Department of Medical Epidemiology and Biostatistics, Karolinska Institute, Stockholm, Sweden
Department of Medical Epidemiology and Biostatistics, Karolinska Institute, Stockholm, Sweden.
Evid Based Ment Health. 2021 Nov;24(4):146-152. doi: 10.1136/ebmental-2020-300231. Epub 2021 Apr 1.
Accurate estimation of daily dosage and duration of medication use is essential to pharmacoepidemiological studies using electronic healthcare databases. However, such information is not directly available in many prescription databases, including the Swedish Prescribed Drug Register.
To develop and validate an algorithm for predicting prescribed daily dosage and treatment duration from free-text prescriptions, and apply the algorithm to ADHD medication prescriptions.
We developed an algorithm to predict daily dosage from free-text prescriptions using 8000 ADHD medication prescriptions as the training sample, and estimated treatment periods while taking into account several features including titration, stockpiling and non-perfect adherence. The algorithm was implemented to all ADHD medication prescriptions from the Swedish Prescribed Drug Register in 2013. A validation sample of 1000 ADHD medication prescriptions, independent of the training sample, was used to assess the accuracy for predicted daily dosage.
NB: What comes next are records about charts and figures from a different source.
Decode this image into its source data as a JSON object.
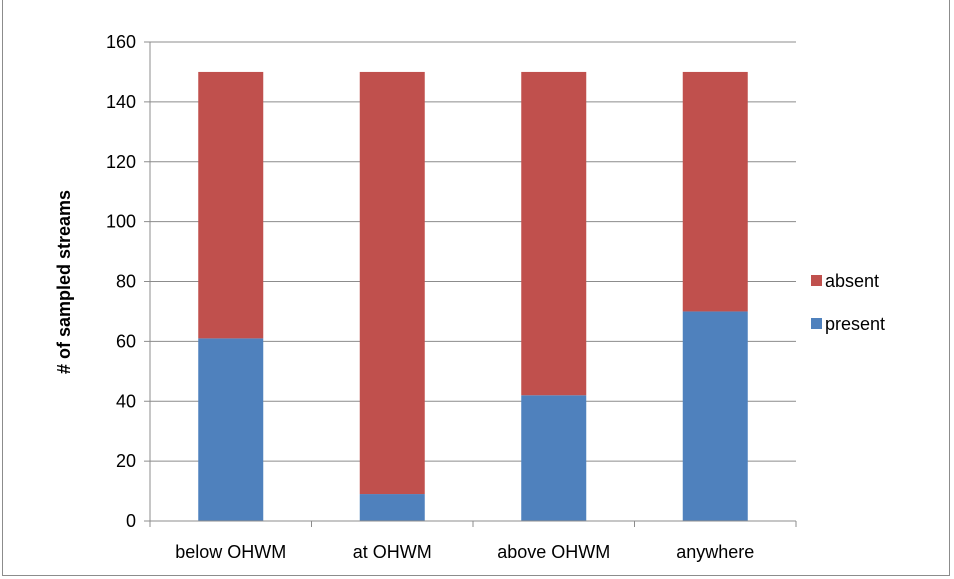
{
  "chart_data": {
    "type": "bar",
    "stacked": true,
    "categories": [
      "below OHWM",
      "at OHWM",
      "above OHWM",
      "anywhere"
    ],
    "series": [
      {
        "name": "present",
        "color": "#4f81bd",
        "values": [
          61,
          9,
          42,
          70
        ]
      },
      {
        "name": "absent",
        "color": "#c0504d",
        "values": [
          89,
          141,
          108,
          80
        ]
      }
    ],
    "ylabel": "# of sampled streams",
    "xlabel": "",
    "ylim": [
      0,
      160
    ],
    "yticks": [
      0,
      20,
      40,
      60,
      80,
      100,
      120,
      140,
      160
    ],
    "grid": true,
    "legend_placement": "right",
    "legend_order": [
      "absent",
      "present"
    ]
  }
}
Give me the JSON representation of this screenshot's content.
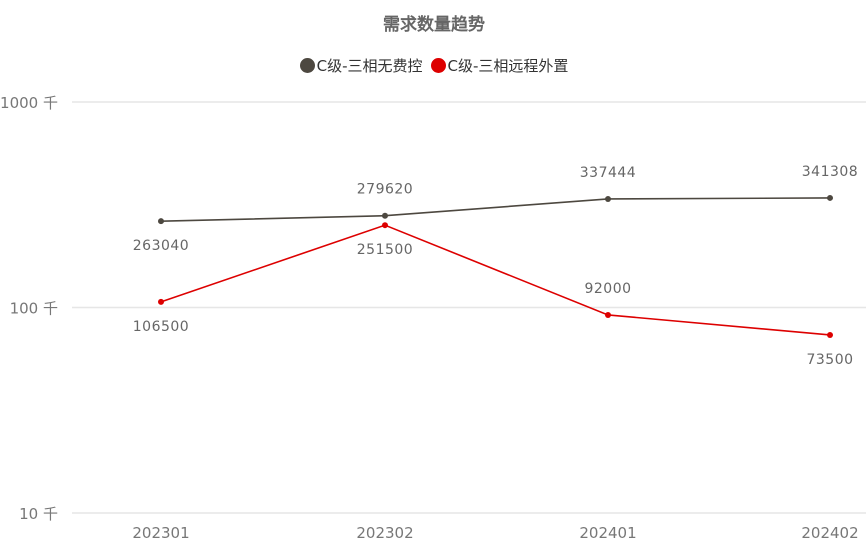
{
  "chart_data": {
    "type": "line",
    "title": "需求数量趋势",
    "categories": [
      "202301",
      "202302",
      "202401",
      "202402"
    ],
    "series": [
      {
        "name": "C级-三相无费控",
        "color": "#4d4840",
        "values": [
          263040,
          279620,
          337444,
          341308
        ]
      },
      {
        "name": "C级-三相远程外置",
        "color": "#dd0000",
        "values": [
          106500,
          251500,
          92000,
          73500
        ]
      }
    ],
    "y_scale": "log",
    "y_unit_divisor": 1000,
    "yticks": [
      {
        "value": 10,
        "label": "10 千"
      },
      {
        "value": 100,
        "label": "100 千"
      },
      {
        "value": 1000,
        "label": "1000 千"
      }
    ],
    "ylim": [
      10,
      1000
    ],
    "grid": true,
    "legend_position": "top"
  }
}
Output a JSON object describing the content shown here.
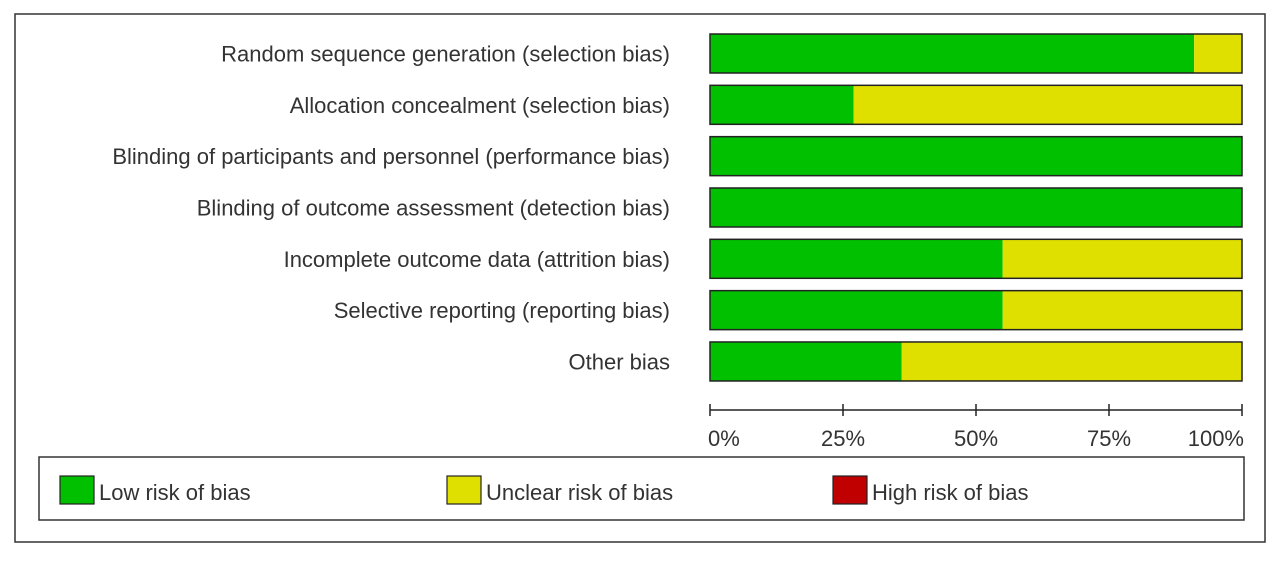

In the validation sample, the overall accuracy for predicting daily dosage was 96.8%. Specifically, the natural language processing model (NLP1 and NLP2) have an accuracy of 99.2% and 96.3%, respectively. In an application to ADHD medication prescriptions in 2013, young adult ADHD medication users had the highest probability of discontinuing treatments as compared with other age groups. The daily dose of methylphenidate use increased with age substantially.
The algorithm provides a flexible approach to estimate prescribed daily dosage and treatment duration from free-text prescriptions using register data. The algorithm showed a good performance for predicting daily dosage in external validation.
The structured output of the algorithm could serve as basis for future pharmacoepidemiological studies evaluating utilization, effectiveness, and safety of medication use, which would facilitate evidence-based treatment decision-making.
在使用电子医疗保健数据库进行药物流行病学研究时,准确估计药物的日剂量和使用持续时间至关重要。然而,许多处方数据库(包括瑞典处方药物登记册)都没有提供此类信息。
开发并验证一种从文本处方中预测规定日剂量和治疗持续时间的算法,并将该算法应用于 ADHD 药物处方。
我们开发了一种从文本处方中预测日剂量的算法,该算法使用 8000 份 ADHD 药物处方作为训练样本,并考虑了一些特征(包括滴定、库存和非完美依从性)来估计治疗周期。该算法应用于 2013 年瑞典处方药物登记册中的所有 ADHD 药物处方。使用 1000 份 ADHD 药物处方(与训练样本无关)作为验证样本,评估预测日剂量的准确性。
在验证样本中,预测日剂量的总体准确性为 96.8%。具体来说,自然语言处理模型(NLP1 和 NLP2)的准确性分别为 99.2%和 96.3%。在 2013 年 ADHD 药物处方的应用中,与其他年龄组相比,年轻成年 ADHD 药物使用者停止治疗的可能性最高。使用哌醋甲酯的日剂量随着年龄的增长而大幅增加。
该算法为使用登记数据从文本处方中估算规定日剂量和治疗持续时间提供了一种灵活的方法。该算法在外部验证中显示了良好的预测日剂量性能。
该算法的结构化输出可作为未来评估药物使用的利用、效果和安全性的药物流行病学研究的基础,从而促进基于证据的治疗决策。